Éverton Santos
Era
feriado da Independência e meu grupo de amigos decidiu visitar o Parque
Nacional Serra de Itabaiana, em mais um passeio turístico. Chegando lá,
inventaram de subir a serra, e eu, disposto, me convidei para a empreitada já
feita antes, mas nunca com eles. Esperto que sou, achei por bem escalar de pés
descalços e, além da bermuda do corpo, levei apenas uma garrafa de água de meio
litro, mas com apenas metade de conteúdo. Éramos um total de sete audazes
desbravadores.
Bem
no começo da viagem, senti o efeito da falta dos chinelos, ou do tênis, neste
caso. Sem camisa, com minha garrafa nas mãos, as pedras lisas ou pontiagudas
nos pés, a altitude e a pressão atmosférica incidindo sobre meu corpo naquele
calor. Com uns quinze minutos de subida, fizemos o primeiro pit stop. Minha água escassa saciou a
sede de todos, com curtos goles. Mas, depois, o único sinal de líquido que eu
via e sentia era o suor salgado e incessante. A essa altura, minhas pernas reclamavam
das dores capazes de me imobilizar, mas, entre ais de murmúrios, decidi seguir.
Caminhamos,
subimos, suamos, reclamamos, pedi arrego mais uma vez. E então, sob o sol
fervente e mesmo na ausência de árvores, sentamos na vegetação rala e
acolhedora, apesar de incomodativa. Em cada parada, que se tornava frequente, as
forças se restabeleciam e, rapidamente, se esvaíam quando recomeçávamos. E foi
na terceira estação que algo surpreendente me marcou.
Fraquejei
e arriei novamente, estava obstinado a deixá-los ir sem mim. Eu os esperaria
ali, sentado ou deitado, mas não me moveria mais; estava esgotado, quase sem
forças, sedento de um golinho de água e o que eu via era só vegetação, cidades
lá embaixo, céu azul e algumas nuvens acima. Minha visão estava embaçada,
minhas pernas pareciam não me obedecer, e eu disse em fraco altissonante, com a
voz morta: “Podem ir, eu desisto, vou esperar vocês aqui.” Meu afilhado, três
anos mais novo que eu, olhou pra mim, se compadeceu e replicou: “Não, você vai
com a gente, sim!, nem que pra isso a gente tenha que parar umas cinquenta
vezes!” Subitamente, senti a força em mim, me revitalizei, tirei ânimos não sei
de onde, e seguimos sem que eu pensasse mais em ceder. Minha meta era chegar ao
topo, e eu tinha que dar o meu melhor se quisesse chegar lá.
E
eis que, metros adiante, já perto do cume, havia algo que considerei ser um
milagre, uma arquitetura divina. Desenhado no meio das rochas, um riacho gelado
me esperava de filete aberto, e eu me deliciei, matando minha sede e
recuperando minha vivacidade. Agradeci a Deus - em silêncio e em altos louvores
- por aquele momento, e eu agradecia também ao meu afilhado, que, sem saber,
tinha me impulsionado a continuar e não desistiu de mim quando nem eu em mim
acreditava mais.
Por
fim, concluímos nossa escalada, em triunfo; tiramos fotos, nos demoramos a contemplar
a imensidão dos arredores, brincamos, rimos, jubilosos pelo mérito conseguido.

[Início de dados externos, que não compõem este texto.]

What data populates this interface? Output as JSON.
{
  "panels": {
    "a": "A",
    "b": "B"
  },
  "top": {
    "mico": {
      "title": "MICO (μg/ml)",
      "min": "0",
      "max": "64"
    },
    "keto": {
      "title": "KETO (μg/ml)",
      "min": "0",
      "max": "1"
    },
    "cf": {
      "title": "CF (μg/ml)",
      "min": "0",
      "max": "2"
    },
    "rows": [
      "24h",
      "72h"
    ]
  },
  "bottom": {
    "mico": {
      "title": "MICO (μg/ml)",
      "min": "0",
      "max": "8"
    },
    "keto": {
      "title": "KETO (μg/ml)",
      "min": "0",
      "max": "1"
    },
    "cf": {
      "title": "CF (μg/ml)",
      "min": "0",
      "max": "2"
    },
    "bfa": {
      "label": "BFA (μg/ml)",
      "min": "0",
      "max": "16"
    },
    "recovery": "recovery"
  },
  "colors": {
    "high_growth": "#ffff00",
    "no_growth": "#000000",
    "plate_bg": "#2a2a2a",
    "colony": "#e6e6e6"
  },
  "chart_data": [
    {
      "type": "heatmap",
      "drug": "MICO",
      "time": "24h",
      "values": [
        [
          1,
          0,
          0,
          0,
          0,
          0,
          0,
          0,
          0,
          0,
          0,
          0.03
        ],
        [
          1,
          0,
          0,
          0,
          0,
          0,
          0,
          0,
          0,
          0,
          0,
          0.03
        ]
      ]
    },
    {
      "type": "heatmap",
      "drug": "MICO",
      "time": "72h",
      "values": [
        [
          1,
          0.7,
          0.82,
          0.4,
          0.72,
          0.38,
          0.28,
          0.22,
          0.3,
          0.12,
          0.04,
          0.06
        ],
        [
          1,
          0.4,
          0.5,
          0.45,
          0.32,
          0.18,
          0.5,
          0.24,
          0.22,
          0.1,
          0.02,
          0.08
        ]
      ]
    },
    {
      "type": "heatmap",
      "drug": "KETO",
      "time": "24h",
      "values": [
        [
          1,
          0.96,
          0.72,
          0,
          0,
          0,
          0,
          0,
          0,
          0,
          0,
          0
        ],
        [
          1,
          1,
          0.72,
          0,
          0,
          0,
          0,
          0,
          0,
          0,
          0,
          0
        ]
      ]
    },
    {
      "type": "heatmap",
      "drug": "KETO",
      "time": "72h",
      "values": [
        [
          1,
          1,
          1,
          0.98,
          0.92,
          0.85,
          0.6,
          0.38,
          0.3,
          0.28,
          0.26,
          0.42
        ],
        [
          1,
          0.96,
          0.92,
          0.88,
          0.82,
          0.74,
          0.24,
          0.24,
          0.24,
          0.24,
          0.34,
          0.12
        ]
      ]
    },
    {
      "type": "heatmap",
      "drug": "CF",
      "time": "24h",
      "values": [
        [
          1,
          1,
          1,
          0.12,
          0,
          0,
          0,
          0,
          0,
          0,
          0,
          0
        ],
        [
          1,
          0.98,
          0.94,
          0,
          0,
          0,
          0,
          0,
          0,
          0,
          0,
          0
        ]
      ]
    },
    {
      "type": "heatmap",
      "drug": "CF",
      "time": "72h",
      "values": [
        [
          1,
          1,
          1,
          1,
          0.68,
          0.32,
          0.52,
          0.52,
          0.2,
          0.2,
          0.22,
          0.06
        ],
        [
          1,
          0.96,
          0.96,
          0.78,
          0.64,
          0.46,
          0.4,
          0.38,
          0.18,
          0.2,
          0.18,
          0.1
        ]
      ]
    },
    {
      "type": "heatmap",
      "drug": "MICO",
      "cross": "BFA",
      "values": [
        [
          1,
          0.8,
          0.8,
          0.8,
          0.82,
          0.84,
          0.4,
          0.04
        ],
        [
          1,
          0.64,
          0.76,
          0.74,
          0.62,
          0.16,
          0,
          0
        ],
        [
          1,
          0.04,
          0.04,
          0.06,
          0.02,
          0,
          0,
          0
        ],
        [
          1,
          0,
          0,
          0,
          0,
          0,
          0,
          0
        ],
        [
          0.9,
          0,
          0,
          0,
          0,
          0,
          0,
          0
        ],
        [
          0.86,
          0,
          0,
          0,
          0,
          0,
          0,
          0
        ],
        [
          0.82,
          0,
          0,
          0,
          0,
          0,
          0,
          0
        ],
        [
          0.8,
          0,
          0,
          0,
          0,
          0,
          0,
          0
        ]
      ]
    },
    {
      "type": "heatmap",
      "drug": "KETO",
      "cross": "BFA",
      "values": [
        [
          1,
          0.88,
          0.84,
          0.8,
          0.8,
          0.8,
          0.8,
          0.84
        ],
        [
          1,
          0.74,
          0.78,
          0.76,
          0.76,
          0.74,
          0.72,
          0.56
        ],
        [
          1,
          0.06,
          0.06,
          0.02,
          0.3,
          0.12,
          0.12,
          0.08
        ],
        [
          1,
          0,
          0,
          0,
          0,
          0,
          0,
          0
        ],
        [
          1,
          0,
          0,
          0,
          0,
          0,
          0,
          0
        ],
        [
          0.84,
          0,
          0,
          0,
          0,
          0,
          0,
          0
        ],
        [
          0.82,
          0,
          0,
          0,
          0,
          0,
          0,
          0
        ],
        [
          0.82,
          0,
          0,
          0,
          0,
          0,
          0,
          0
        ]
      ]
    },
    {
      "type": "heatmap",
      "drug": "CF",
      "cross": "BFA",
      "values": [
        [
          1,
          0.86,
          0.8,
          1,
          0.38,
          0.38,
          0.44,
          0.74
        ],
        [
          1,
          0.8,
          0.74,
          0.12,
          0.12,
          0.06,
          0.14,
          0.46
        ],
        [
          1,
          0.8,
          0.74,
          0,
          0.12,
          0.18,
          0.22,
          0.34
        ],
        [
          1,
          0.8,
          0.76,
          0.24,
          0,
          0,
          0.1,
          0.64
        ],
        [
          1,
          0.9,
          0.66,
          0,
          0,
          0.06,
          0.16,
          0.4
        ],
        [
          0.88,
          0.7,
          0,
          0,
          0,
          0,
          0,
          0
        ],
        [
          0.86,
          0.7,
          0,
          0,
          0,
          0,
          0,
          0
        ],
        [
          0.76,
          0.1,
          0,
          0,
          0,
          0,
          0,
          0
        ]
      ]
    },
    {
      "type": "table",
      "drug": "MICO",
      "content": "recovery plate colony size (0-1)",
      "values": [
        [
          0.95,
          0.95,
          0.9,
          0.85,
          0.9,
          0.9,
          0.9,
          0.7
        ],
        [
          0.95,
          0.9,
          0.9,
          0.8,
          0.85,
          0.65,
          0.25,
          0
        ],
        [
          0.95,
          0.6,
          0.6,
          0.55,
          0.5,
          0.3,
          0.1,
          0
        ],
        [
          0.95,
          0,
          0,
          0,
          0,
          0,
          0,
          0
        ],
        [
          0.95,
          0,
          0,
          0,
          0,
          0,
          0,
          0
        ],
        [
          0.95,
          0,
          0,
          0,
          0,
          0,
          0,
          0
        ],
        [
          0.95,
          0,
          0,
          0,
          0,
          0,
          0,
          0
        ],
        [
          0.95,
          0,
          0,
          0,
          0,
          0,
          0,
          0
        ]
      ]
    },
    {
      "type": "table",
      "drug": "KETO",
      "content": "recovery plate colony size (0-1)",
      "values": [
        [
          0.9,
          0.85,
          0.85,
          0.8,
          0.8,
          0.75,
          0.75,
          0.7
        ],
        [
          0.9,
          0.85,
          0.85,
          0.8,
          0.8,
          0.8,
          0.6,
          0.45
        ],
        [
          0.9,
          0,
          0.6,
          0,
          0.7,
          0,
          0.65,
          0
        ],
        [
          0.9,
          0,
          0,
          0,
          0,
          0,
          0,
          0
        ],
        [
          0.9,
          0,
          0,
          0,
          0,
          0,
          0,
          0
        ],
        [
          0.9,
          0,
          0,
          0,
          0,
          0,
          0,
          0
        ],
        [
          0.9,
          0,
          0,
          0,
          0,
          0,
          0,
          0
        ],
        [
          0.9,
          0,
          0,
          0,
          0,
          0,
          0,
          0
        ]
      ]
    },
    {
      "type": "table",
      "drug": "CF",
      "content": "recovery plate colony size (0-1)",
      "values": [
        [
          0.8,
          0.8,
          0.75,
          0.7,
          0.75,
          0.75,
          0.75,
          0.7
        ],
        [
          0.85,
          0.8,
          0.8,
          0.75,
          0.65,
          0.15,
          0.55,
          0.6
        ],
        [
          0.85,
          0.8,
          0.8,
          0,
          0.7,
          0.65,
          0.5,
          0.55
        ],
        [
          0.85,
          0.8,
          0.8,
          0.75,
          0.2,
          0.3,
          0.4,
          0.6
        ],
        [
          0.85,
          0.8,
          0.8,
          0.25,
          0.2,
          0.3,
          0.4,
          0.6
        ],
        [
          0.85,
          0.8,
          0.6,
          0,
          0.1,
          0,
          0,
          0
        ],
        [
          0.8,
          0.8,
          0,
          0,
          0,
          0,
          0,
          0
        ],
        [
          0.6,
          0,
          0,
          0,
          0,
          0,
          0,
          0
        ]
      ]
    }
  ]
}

Descansados e sem sede, começamos a fazer o trajeto de volta, com a garrafa
cheia, com as memórias de um trajeto difícil, com a satisfação de dever
cumprido. Éramos fortes e invencíveis: titãs.
Hoje,
lembro que meus pés sofreram, que minhas pernas enfrentaram a fraqueza extenuante,
que minha sede me levou à estafa, ao esgotamento. Mas, passada a façanha,
recordarei pra sempre a sensação da fé percorrendo o meu corpo, as minhas
forças recompondo-se como por milagre, e uma voz a me dizer que não me deixaria
desistir. Nessa subida, pude elevar meu pensamento ao céu, ao sublime, e
agradecer por Deus ter falado comigo através do meu afilhado e por me dizer, de
forma tão íntima e profunda, que não posso desistir das minhas missões. E isso
nunca!
Muitas vezes na vida precisamos de alguém que nos mostre o quanto ainda temos forças para continuar. Linda sua crônica, Éverton. E muito inspiradora também. Parabéns, querido!